La muerte de Iván Ilich y de todos nosotros

Has estado escribiendo en segunda persona, muchacha. ¿Por qué? ¿Por qué razón has de proyectar en otros lo que a ti te acontece?

León Tolstói escribió una novela hermosa, nostálgica, verdadera, que deberías leer: La muerte de Iván Ilich. Pero mientras la encuentras, robamos unos minutos de tu tiempo de muerte:

Te pareces tanto a Ivan Ilich, que no sé si me das asco, o me causas compasión, o ambas. Nosotros no tenemos la mala suerte de estar muriendo. Cuidamos de nuestros cuerpos, nuestras almas y nuestros pensamientos como si de eso dependiera o no que nos caiga un rayo, nos resbalemos en la ducha o nos aplaste un carro. Si tienes suerte, se te desencadena una enfermedad sin diagnóstico debido a colgar unas simples cortinas (¡qué bonito sentido de al ironía tiene nuestro Tolstói!). Si eres lo suficientemente importante en el universo, continúas absorbiendo recursos del mundo durante días, meses, años, en cama, o en coma, o encima.

Dime por qué te resistes tanto. Tu hija se casará, con o sin tu bendición. Tu mujer morirá también. Tu hijo contará a tus hijos cómo después de tantos años de lucidez, por fin perdiste la cordura y demandaste inmortalidad. ¿No te avergüenza?

Piensa qué te deben ellos: ¿una vida cómoda?, ¿una cómoda?, ¿una vida? Y tú…¿a quién le pagarás? Quizá no te hayas detenido a pensarlo pero…estás aquí porque alguien requería que tú ejercieras el papel de juez en la tribuna. Porque alguien no debía permanecer en feliz albedrío, o porque alguien debía pagar por los pecados de sus antepasados, tras las rejas en risotadas. Analízalo, Iván, compréndelo, muchacha.

Hoy, en pleno dos mil diecisiete, podemos decir que nos llamamos como tú. Porque a veces queremos morirnos y dejar atrás la mala broma de un dios que apenas parpadeó. Porque a veces también queremos vivir, hacerlo todo diferente, ser más felices. Pero no encontramos cómo hacer una y no encontramos cómo contrarrestar la otra. Y entonces nos deprimimos, o nos aceleramos, deseamos que el tiempo avance como si fuéramos dioses también. Nada ha cambiado.

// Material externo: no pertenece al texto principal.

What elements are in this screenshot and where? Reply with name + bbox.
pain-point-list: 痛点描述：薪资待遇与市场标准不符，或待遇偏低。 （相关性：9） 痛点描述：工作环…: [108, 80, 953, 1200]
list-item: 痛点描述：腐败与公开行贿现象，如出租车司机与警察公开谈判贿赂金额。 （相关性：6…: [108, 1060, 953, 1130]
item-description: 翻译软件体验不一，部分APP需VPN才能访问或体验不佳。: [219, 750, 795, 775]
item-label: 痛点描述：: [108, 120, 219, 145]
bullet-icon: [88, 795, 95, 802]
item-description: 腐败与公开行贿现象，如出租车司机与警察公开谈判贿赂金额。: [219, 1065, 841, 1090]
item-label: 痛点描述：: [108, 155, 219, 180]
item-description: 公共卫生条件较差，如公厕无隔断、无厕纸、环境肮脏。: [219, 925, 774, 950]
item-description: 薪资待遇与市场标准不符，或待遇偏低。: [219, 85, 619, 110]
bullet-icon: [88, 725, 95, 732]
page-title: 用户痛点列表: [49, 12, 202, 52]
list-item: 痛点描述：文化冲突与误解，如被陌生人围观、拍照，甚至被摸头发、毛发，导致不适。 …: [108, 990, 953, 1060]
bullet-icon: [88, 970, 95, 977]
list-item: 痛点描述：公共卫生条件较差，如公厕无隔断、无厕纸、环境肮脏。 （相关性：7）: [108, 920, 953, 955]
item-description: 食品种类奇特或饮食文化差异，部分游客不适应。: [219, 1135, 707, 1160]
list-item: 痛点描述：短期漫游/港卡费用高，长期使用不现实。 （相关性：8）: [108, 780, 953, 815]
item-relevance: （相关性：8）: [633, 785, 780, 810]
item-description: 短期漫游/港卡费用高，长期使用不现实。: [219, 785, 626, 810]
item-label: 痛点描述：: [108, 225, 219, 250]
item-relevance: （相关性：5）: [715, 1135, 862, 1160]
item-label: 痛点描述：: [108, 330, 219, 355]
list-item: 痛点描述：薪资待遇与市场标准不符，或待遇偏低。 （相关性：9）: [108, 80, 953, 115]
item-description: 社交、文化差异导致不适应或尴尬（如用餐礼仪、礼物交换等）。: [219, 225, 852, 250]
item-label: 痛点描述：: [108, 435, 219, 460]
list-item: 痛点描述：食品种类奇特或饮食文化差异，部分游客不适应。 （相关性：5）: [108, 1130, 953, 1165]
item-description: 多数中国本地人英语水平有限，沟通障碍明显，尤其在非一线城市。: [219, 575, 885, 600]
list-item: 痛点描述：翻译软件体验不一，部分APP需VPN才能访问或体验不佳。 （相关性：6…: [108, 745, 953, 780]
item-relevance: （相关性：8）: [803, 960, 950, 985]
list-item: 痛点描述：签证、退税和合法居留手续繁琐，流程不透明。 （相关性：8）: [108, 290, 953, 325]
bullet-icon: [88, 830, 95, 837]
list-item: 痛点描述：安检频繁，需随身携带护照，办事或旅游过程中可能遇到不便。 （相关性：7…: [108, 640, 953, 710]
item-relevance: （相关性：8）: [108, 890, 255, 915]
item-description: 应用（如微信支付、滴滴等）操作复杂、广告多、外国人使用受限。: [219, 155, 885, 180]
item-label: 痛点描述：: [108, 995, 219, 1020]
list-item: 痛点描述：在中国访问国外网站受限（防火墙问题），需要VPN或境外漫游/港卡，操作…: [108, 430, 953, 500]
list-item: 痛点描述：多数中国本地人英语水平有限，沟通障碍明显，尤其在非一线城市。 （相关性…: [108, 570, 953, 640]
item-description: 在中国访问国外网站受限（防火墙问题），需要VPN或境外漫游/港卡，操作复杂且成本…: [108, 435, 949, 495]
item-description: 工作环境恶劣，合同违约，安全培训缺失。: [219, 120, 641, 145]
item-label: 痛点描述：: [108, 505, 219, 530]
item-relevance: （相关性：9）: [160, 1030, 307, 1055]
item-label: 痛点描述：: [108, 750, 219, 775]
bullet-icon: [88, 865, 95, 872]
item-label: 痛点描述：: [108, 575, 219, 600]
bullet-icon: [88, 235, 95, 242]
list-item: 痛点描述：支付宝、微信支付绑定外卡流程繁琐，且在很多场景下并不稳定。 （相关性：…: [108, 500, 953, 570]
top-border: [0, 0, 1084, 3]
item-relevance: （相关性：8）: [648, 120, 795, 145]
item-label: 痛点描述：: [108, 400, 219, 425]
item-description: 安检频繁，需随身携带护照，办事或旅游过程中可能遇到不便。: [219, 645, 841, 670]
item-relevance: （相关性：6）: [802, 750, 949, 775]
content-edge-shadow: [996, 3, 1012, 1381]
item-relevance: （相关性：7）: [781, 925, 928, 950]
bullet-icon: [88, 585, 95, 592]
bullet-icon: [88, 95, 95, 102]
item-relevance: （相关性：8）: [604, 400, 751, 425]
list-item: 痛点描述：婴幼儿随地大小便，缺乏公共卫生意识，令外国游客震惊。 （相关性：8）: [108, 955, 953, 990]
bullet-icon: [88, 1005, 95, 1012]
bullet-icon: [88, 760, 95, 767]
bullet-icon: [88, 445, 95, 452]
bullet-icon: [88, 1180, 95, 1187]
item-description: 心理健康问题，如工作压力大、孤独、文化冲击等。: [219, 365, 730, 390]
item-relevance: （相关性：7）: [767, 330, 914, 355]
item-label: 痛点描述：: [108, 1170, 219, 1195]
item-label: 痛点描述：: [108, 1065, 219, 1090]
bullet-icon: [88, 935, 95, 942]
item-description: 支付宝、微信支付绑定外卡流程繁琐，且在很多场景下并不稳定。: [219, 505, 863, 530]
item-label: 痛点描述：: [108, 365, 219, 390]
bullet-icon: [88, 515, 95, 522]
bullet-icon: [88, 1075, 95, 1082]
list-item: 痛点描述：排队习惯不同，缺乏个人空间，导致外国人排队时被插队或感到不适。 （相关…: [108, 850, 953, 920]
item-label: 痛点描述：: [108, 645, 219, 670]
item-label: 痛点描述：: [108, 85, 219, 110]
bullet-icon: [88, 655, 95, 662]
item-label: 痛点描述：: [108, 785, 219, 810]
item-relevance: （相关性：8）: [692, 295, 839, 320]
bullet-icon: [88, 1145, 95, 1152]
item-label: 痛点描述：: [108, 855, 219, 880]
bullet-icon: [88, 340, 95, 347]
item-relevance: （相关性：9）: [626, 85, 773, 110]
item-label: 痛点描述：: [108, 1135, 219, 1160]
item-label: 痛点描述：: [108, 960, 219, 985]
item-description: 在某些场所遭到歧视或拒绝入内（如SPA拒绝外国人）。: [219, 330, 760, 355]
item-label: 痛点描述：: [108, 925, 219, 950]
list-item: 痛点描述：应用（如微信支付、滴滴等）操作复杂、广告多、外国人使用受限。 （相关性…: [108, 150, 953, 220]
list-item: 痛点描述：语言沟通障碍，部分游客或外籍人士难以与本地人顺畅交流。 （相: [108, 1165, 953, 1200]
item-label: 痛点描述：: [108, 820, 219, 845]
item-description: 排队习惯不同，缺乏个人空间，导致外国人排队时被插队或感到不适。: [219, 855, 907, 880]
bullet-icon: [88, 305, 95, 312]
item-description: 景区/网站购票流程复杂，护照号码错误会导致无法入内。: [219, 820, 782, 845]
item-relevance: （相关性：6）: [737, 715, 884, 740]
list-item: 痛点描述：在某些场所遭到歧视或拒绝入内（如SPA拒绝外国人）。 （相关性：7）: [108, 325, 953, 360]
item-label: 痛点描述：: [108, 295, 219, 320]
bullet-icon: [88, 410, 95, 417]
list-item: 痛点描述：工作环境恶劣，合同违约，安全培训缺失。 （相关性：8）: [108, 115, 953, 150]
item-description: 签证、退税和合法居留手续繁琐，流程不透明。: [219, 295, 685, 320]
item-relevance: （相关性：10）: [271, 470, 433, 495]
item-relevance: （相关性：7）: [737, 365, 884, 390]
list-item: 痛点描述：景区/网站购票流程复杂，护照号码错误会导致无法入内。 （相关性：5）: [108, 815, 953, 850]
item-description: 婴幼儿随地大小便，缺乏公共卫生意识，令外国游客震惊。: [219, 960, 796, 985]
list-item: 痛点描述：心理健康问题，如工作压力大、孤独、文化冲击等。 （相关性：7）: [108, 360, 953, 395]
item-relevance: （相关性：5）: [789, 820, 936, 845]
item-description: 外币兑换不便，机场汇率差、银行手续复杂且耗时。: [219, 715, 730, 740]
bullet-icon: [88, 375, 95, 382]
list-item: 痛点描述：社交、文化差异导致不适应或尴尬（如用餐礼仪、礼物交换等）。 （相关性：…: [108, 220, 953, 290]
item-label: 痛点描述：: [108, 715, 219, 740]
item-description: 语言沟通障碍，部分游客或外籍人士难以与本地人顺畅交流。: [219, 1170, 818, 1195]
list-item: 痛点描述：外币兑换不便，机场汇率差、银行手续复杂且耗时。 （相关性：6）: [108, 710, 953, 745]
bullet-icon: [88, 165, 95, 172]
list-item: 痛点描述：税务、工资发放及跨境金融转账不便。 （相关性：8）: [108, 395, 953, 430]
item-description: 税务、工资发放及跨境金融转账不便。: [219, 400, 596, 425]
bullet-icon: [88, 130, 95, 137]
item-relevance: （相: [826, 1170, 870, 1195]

Pero mientras lo piensas, seguimos robando unos minutos más de tu tiempo de muerte. Dice nuestra madre que no existe tal cosa como la soledad. Ayer te miró a los ojos, los que ya no tienen brillo, pasó de largo este detalle porque ella también funge como juez.

Que uno elige si sentirse triste o abandonado, establece con firmeza. Entonces te preguntas en qué tipo de universo paralelo vive esa mujer, por qué no abraza la empatía. Te recuerda a Praskovia Fiodorovna, porque todas las mujeres son Fiodorovnas. Uno las ve guapas y listas y buenas, hasta que se casan y entonces son celosas, avaras, y sobre todo, poquito o nada empáticas. }

Pero no lo hacen a propósito. Ellas tienen su propio libro escrito sobre sí, sobre todos los temas y sobre ningún tema en realidad. Allí cuentan—no cómo viven cada día—si no cómo mueren cada día un poco más. Pero tú, Iván, y tú muchacha ¿qué podrían saber si también se empeñan en cerrar los ojos y tapar los oídos?

Ha terminado la muerte. Ya no existe. Dices. Aún en tus momentos más incoherentes, hablas con propiedad y con un sentido de palabras que el resto no podemos ofrecer. Porque nosotros rimamos sin darnos cuenta, cuando tú sólo quieres sacar el carraspeo de tu corazón débil.

Entendemos a lo que te refieres. La muerte la vivimos todos los días, hasta el mismo instante en que se va. Qué belleza ¿no crees? Has dado en el clavo, Iván Ilich. No hay que temerle, porque siempre está presente. Sobre todo entre nosotros, los más, más mortales. Iván Ilich te has ido, y dejas con estos pobres lacayos tu sabiduría. Nadie sabe pues qué es la vida, ni qué es la muerte, hasta que siente uno que ya se muere. Allí, todos tenemos nuestro momento de libertad, como si el parpadeo nos convirtiera en dioses de repente. Mientras, nos gusta ser ignorantes.